Besides speed, high-frequency trading characteristics include high turnover rates and high order-to-trade ratios. High-frequency trading adds market liquidity but is also controversial due to its fast-paced approach that places some traditional traders at a disadvantage, as they cannot always trade the liquidity benefits and may lose out on opportunities to other machines.
Is High-Frequency Forex Trading Legal?
High-frequency Forex trading is legal, but Forex brokers may restrict it or lack the necessary infrastructure to enable and support high-frequency trading. Market makers may lack the technology, ability, and desire to cater to high-frequency trading platforms, if they are the direct counterparty to traders. Forex brokers who actively support scalping and algorithmic trading via VPS hosting and API trading can often meet the technology requirements to allow high-frequency trading.
While high-frequency trading is legal, including ‘ticker tape trading’, some aspects are illegal, most notably the practice of ‘quote stuffing’ or order book ‘layering’, which refers to HFT firms entering and quickly withdrawing large-volume orders in the hope of moving markets by stimulating interest within an order book and other market participants reacting to these orders.
Pros & Cons of High-Frequency Trading
Traders interested in high-frequency trading platforms and strategies should carefully consider the pros and cons to determine if they will meet the requirements to engage in successful high-frequency trading.
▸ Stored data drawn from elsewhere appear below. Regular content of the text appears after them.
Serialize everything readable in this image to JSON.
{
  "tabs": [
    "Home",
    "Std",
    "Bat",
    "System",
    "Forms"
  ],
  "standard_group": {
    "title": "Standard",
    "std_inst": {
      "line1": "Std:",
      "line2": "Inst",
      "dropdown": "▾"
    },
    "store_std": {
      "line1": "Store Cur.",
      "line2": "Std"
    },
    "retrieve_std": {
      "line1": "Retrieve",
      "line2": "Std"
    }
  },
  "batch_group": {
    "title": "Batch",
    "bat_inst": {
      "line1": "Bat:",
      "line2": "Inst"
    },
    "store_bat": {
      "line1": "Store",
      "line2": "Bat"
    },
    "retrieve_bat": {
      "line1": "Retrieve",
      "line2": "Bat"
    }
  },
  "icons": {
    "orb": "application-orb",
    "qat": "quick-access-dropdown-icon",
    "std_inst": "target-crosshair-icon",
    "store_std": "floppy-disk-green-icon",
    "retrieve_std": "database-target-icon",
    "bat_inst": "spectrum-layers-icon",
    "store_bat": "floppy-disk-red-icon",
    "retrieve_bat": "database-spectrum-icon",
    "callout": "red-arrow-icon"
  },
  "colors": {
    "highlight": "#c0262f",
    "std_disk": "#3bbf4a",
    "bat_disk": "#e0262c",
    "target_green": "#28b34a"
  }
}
The pros of high-frequency trading include:
- HFT adds liquidity in the market and lowers trading fees.
- HFT Increases market accuracy as it promotes competition for bid and ask prices, it reduces price gapping and aids price discovery.
- No emotional decision-making driven by psychology.
The cons of high-frequency trading include:
- HFT can create volatility.
- HFT may result in “ghost liquidity” as the benefits are available for less than a second.
- Requires expensive, innovative technology, and advanced algorithms.
- High capital requirements can be a feature.
What Is Arbitrage?
Arbitrage in trading refers to the simultaneous buying and selling of the same or similar instruments in two different markets to profit from tiny discrepancies in pricing. High-frequency trading platform users may use arbitrage strategies to improve their trading results due to their ability to quickly calculate complex parameters, often this is powered by machine learning and artificial intelligence. The latter continues to push the boundaries and makes high-frequency trading more viable.
The price differences, often related to latency, may last less than a second, making co-location and high-speed execution essential. The technology enabling HFT also can be used to limit arbitrage, but still opportunities exist in the constant search for a trading edge and technological advancement.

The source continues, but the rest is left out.